Gdy w 2006 roku Volkswagen skonstruował do Golfa piątej generacji 1,4-litrowy benzynowy silnik wyposażony we wtrysk bezpośredni i turbodoładowanie, wielu sceptyków narzekało, że ta wysilona i skomplikowana jednostka będzie tylko przysparzała problemów.
Zapewne takich „problemów” niemiecki koncern życzyłby sobie więcej. 1.4 TSI nie dość, że stał się prekursorem downsizingu i z powodzeniem stosowany jestw większości aut z grupy Volkswagena, to w dodatku jest zdobywcą kilku prestiżowych nagród, w tym „Engine of the Year” (silnika roku). Mający zaledwie 125 KM mocy i 1,4 litra pojemności silnik Superba teoretycznie wydaje się nieco za skromną propozycją dla prawie 5-metrowej limuzyny.
A jednak! Nie dość, że całkiem sprawnie napędza auto (10,5 s do 100 km/h), to w dodatku ma dobrą elastyczność i nieduże zużycie paliwa. Przy delikatnej jeździe na trasie potrafi zadowolić się spalaniem 6,5 l/100 km.
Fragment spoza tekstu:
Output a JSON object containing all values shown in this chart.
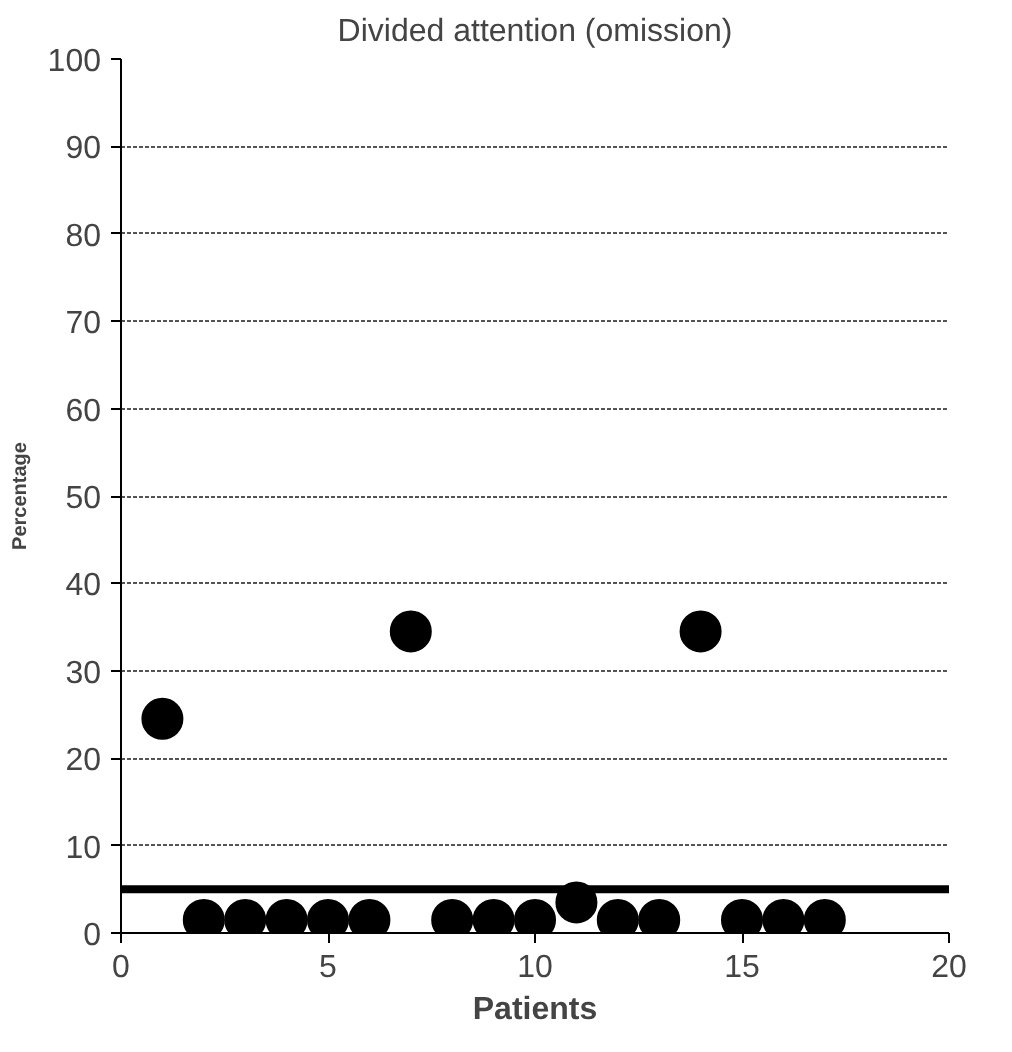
{
  "chart_data": {
    "type": "scatter",
    "title": "Divided attention (omission)",
    "xlabel": "Patients",
    "ylabel": "Percentage",
    "x": [
      1,
      2,
      3,
      4,
      5,
      6,
      7,
      8,
      9,
      10,
      11,
      12,
      13,
      14,
      15,
      16,
      17
    ],
    "series": [
      {
        "color": "#000000",
        "values": [
          24.5,
          1.5,
          1.5,
          1.5,
          1.5,
          1.5,
          34.5,
          1.5,
          1.5,
          1.5,
          3.5,
          1.5,
          1.5,
          34.5,
          1.5,
          1.5,
          1.5
        ]
      }
    ],
    "xlim": [
      0,
      20
    ],
    "xticks": [
      0,
      5,
      10,
      15,
      20
    ],
    "ylim": [
      0,
      100
    ],
    "yticks": [
      0,
      10,
      20,
      30,
      40,
      50,
      60,
      70,
      80,
      90,
      100
    ],
    "grid": "y",
    "marker": "circle",
    "ref_lines": [
      {
        "axis": "y",
        "value": 5,
        "color": "#000000"
      }
    ]
  }
}
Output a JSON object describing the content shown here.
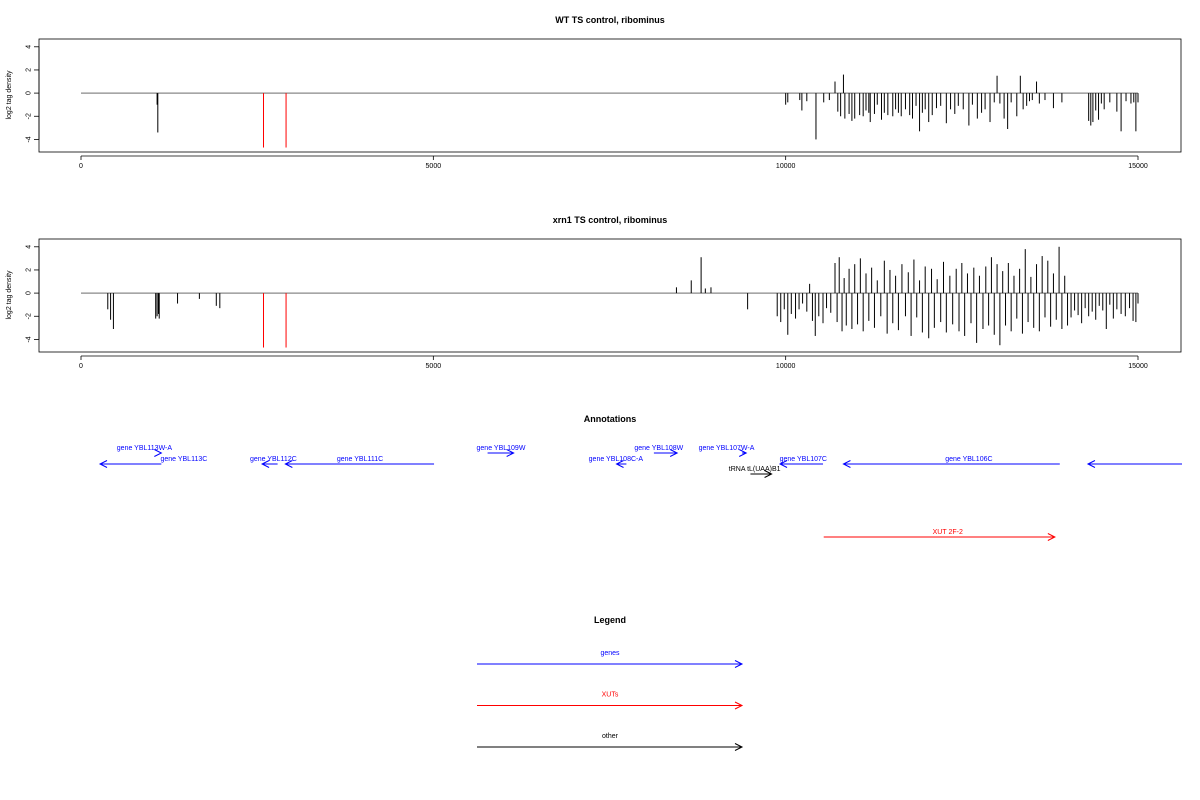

O dziwo, także przy jeździe autostradowej pod względem dynamiki nieźle daje sobie radę, ale tylko pod warunkiem, że w aucie nie ma kompletu podróżnych z bagażami.
Zawieszenie Superba pozwala na bezpieczne i komfortowe podróżowanie, choć o lekkości i zwinności znanej z BMW trudno tutaj mówić. Jest za to rozsądna cena i bogate wyposażenie seryjne.